If your only goals are to make your hours, and your bonus, you’ll fail. In fact, even if you put your heart and soul into being an excellent lawyer, yet ignore your peers and community, you could still find yourself dependent upon others for work and for business----and therefore at risk.
Target the fundamentals:
The development of a distinguished reputation as lawyer and human being, and
The seeding of a varied network of talented, and ambitious, people in the community as an ongoing source of advisors, allies and superior information, as well as direct referrals, new business and job opportunities.
Too much? We can all agree that time is short. Almost all your time is spoken for. And you are under constant pressure to produce high quality work product. You want, you need, “a life”.
Accurate.

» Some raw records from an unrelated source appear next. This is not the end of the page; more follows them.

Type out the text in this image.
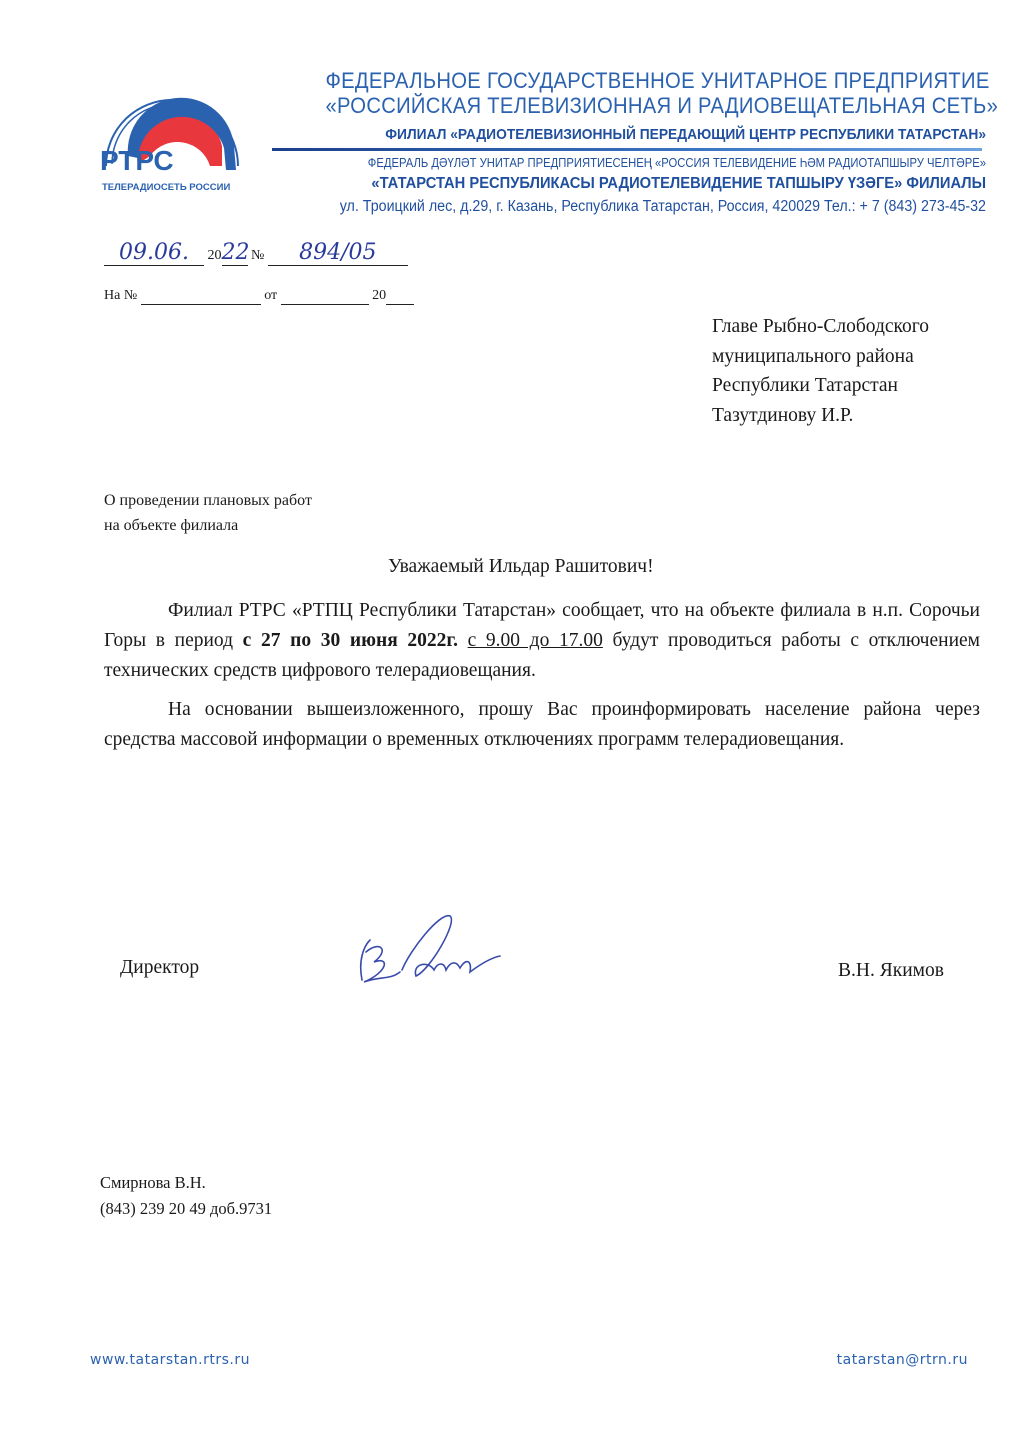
РТРС
ТЕЛЕРАДИОСЕТЬ РОССИИ
ФЕДЕРАЛЬНОЕ ГОСУДАРСТВЕННОЕ УНИТАРНОЕ ПРЕДПРИЯТИЕ
«РОССИЙСКАЯ ТЕЛЕВИЗИОННАЯ И РАДИОВЕЩАТЕЛЬНАЯ СЕТЬ»
ФИЛИАЛ «РАДИОТЕЛЕВИЗИОННЫЙ ПЕРЕДАЮЩИЙ ЦЕНТР РЕСПУБЛИКИ ТАТАРСТАН»
ФЕДЕРАЛЬ ДӘҮЛӘТ УНИТАР ПРЕДПРИЯТИЕСЕНЕҢ «РОССИЯ ТЕЛЕВИДЕНИЕ ҺӘМ РАДИОТАПШЫРУ ЧЕЛТӘРЕ»
«ТАТАРСТАН РЕСПУБЛИКАСЫ РАДИОТЕЛЕВИДЕНИЕ ТАПШЫРУ ҮЗӘГЕ» ФИЛИАЛЫ
ул. Троицкий лес, д.29, г. Казань, Республика Татарстан, Россия, 420029 Тел.: + 7 (843) 273-45-32
09.06. 2022 № 894/05
На №	от	20
Главе Рыбно-Слободского
муниципального района
Республики Татарстан
Тазутдинову И.Р.
О проведении плановых работ
на объекте филиала
Уважаемый Ильдар Рашитович!
Филиал РТРС «РТПЦ Республики Татарстан» сообщает, что на объекте филиала в н.п. Сорочьи Горы в период с 27 по 30 июня 2022г. с 9.00 до 17.00 будут проводиться работы с отключением технических средств цифрового телерадиовещания.
На основании вышеизложенного, прошу Вас проинформировать население района через средства массовой информации о временных отключениях программ телерадиовещания.
Директор	В.Н. Якимов
Смирнова В.Н.
(843) 239 20 49 доб.9731
www.tatarstan.rtrs.ru	tatarstan@rtrn.ru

Nonetheless, it is essential that you do more--much more--than put your head down and churn out the best work possible. This is true whether or not you intend to stay at your firm, or even in the law, for more than a few years--long enough to pay off your student loans, wait around for a boyfriend or girlfriend to finish school or get sufficient training in your chosen specialty.
Time spent developing good marketing habits, and a broad and coherent business network, is a direct investment in your future. That it may be non-billable is irrelevant. Marketing is all about relationships--not brochures and elevator pitches. Every lawyer, no matter her experience or personal style, can develop business generation skills--with informal or formal coaching, institutional encouragement and practice.
Make no mistake about it. Your friends and classmates in the business community are already on message. The MBAs in fact, are among many who have received sophisticated training in network building and business generation, and are not at all embarrassed, nor prohibitively intimidated, by the task.
The longer you avoid attending to your professional network, and developing other practical business skills, the further behind you will fall and the less satisfying and engaging will be your career.
Take charge of your future as a professional. Be proactive, be disciplined, be creative. Have a (real) life.
Neither networking nor business generation is rocket science, but it does require interpersonal and communications skills you may not have had to deploy while in law school, even college.
You’ll have to get used to, and get over, feeling “awkward”, as my daughters put it.